Has ganado la punta de maldad que necesitan los buenos para ser auténticamente buenos.
Has ganado la pizca de obscenidad que necesitan las mujeres para ser auténticamente misericordiosas.
Has ganado la docena de escaleras, recámaras y dobles fondos que necesitan los cerebros para ser auténticamente imaginativos y precisos.
Has ganado un par de kilos, pero te sientan como a una diosa anterior a la era de las liposucciones.
El cambio, de un día a otro, es infinitesimal.

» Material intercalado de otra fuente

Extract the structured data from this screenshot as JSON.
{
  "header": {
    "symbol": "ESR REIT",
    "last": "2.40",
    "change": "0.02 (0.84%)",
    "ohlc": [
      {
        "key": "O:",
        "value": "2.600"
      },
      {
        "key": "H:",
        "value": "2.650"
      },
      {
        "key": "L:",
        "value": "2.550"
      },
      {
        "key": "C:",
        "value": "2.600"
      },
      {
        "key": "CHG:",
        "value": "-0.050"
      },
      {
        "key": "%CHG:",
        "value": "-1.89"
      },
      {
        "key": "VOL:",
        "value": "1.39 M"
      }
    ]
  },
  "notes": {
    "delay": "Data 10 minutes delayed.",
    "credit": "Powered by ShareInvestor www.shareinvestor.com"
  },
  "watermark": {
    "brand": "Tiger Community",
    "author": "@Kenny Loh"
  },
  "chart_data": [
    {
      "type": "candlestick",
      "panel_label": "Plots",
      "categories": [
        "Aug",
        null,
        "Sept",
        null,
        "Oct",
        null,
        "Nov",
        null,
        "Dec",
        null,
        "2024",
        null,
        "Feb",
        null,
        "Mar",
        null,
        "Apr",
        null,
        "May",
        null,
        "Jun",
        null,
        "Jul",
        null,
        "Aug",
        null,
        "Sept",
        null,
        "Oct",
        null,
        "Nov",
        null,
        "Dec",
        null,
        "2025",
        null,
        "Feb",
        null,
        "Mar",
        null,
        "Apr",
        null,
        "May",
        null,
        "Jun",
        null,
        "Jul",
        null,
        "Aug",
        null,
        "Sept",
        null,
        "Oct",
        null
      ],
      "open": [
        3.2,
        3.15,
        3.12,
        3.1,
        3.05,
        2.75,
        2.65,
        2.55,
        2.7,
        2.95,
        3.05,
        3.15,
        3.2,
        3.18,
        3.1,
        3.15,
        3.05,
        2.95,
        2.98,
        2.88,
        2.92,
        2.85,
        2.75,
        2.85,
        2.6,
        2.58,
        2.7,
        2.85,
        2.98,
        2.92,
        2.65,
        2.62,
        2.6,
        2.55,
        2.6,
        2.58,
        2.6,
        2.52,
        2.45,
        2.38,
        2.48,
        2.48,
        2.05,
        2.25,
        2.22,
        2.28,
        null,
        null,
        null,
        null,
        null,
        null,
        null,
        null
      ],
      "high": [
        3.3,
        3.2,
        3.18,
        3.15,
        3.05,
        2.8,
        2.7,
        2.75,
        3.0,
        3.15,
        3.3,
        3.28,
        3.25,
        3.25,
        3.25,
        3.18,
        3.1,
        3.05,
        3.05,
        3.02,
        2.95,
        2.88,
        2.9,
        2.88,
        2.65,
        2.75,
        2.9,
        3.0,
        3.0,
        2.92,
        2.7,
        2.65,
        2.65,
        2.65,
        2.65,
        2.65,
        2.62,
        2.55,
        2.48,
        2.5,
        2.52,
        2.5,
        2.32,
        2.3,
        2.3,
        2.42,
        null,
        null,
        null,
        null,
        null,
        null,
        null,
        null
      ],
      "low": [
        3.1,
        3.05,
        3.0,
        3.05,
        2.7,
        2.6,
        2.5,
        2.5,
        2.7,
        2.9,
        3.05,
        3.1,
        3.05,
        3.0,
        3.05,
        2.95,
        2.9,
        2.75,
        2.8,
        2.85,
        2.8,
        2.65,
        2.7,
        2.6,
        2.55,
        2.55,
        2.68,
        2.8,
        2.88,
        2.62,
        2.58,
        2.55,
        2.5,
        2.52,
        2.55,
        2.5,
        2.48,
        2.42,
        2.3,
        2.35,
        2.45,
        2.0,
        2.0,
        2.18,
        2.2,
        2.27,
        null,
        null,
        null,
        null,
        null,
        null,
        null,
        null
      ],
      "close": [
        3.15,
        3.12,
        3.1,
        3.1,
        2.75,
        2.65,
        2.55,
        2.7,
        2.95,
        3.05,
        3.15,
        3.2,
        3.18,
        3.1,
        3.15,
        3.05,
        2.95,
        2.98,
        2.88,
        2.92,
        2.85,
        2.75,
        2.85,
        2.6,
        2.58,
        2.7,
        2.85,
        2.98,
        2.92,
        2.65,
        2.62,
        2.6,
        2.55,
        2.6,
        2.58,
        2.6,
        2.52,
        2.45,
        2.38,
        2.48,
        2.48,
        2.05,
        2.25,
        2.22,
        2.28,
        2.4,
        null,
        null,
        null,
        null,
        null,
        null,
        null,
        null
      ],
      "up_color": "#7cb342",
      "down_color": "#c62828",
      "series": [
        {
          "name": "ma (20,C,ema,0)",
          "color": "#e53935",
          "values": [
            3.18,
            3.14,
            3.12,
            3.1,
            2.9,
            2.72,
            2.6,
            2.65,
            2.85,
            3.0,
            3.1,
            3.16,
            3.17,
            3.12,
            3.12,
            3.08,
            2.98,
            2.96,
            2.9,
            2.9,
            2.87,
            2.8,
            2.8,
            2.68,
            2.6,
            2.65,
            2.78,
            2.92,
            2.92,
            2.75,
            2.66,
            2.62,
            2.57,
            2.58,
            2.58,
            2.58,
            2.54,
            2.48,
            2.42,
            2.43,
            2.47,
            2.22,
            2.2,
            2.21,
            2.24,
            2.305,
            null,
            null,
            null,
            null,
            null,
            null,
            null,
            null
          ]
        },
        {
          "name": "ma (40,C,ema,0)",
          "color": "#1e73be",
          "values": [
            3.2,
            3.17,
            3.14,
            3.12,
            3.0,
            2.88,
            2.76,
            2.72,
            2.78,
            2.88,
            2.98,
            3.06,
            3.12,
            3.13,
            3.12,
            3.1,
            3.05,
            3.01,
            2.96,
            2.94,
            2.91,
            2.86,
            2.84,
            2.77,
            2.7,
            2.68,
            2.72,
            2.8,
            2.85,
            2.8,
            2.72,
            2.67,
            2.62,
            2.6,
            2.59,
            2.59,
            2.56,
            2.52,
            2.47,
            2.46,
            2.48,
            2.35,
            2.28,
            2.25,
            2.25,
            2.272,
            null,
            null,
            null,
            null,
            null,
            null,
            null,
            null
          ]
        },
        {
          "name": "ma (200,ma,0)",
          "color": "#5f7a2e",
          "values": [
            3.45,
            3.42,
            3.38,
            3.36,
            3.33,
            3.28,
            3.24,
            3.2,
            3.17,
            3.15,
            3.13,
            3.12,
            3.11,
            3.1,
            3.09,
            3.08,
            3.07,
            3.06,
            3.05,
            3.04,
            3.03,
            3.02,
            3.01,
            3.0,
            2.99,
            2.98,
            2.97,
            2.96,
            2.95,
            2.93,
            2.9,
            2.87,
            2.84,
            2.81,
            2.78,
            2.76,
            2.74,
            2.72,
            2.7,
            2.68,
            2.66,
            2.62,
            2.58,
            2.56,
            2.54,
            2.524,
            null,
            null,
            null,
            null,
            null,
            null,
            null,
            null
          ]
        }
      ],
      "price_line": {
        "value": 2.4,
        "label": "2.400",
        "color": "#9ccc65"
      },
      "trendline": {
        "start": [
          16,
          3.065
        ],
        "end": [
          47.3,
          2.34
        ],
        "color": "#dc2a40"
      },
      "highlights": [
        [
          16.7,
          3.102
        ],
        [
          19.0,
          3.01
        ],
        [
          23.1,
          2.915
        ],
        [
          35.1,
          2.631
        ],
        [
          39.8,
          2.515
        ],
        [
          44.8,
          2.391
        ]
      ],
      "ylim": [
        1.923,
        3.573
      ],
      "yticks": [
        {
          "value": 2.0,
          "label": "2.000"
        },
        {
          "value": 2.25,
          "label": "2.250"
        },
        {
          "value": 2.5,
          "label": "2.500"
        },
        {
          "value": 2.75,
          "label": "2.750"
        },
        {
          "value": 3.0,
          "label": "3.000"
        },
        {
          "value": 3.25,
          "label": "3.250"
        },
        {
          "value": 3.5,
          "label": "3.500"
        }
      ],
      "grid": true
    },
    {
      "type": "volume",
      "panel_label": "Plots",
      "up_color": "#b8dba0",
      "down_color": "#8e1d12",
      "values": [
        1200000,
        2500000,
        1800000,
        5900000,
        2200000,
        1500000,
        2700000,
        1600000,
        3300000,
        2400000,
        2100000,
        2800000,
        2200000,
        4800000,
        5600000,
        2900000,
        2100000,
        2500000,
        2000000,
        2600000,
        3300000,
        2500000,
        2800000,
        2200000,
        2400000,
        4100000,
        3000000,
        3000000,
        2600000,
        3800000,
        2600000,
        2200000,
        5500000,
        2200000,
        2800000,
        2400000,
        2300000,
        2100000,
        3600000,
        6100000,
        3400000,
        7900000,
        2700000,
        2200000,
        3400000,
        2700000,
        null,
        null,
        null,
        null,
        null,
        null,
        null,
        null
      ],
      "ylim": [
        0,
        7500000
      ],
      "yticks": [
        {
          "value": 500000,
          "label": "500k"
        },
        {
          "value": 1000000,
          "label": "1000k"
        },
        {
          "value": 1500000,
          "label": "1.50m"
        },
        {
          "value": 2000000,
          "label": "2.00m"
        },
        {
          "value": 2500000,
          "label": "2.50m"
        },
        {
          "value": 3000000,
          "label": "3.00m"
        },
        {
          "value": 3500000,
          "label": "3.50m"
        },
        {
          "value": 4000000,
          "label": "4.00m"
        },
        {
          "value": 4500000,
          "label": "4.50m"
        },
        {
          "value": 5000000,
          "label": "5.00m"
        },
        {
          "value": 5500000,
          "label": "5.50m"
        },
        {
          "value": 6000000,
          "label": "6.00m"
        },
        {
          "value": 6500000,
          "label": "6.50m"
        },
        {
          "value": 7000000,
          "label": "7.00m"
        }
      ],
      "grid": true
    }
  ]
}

Pero los días se van endeudando con semanas, las semanas imponen normas a los meses, los meses profieren rigurosas últimas advertencias contra los años, imperceptiblemente y sin claudicaciones
han pasado cuatro años y eres otra -la misma, claro, y otra-, la metamorfosis se ha cumplido.
Cuando te introduces en la cama a las seis de la mañana después de haber trabajado toda la noche y quieres hacer el amor
desearía matarte desde luego, pero deseo mucho más
aunque me halle confuso como pez arrojado a la luz desde lo más hondo del sueño submarino
hasta en tus pliegues más blancos y secretos follarte, amiga dulcísima, mientras va amaneciendo a trompicones en este barrio de cristianos bemeuves y glaciales céspedes ingleses que no hemos elegido y del que esperamos poder escapar pronto.
Has esquivado la baba de la muerte prendida a un hilo de risa y de miedo deslumbrante,
te has ganado la vida los días en que la vida era tormento y también aquellos en que era juego,
estás aquí, intacta y recreada, inconcebible e inconfundible, espejeante en la fuerza algebraica del deseo, en el exacto esplendor de la metamorfosis.
¡Pero qué guapas sois las chicas morenas con los ojos claros!
Eres mi mujer y estoy tan orgulloso que tenía que escribir este mensaje para hacértelo llegar, fax mediante, el 17 de diciembre de 1994.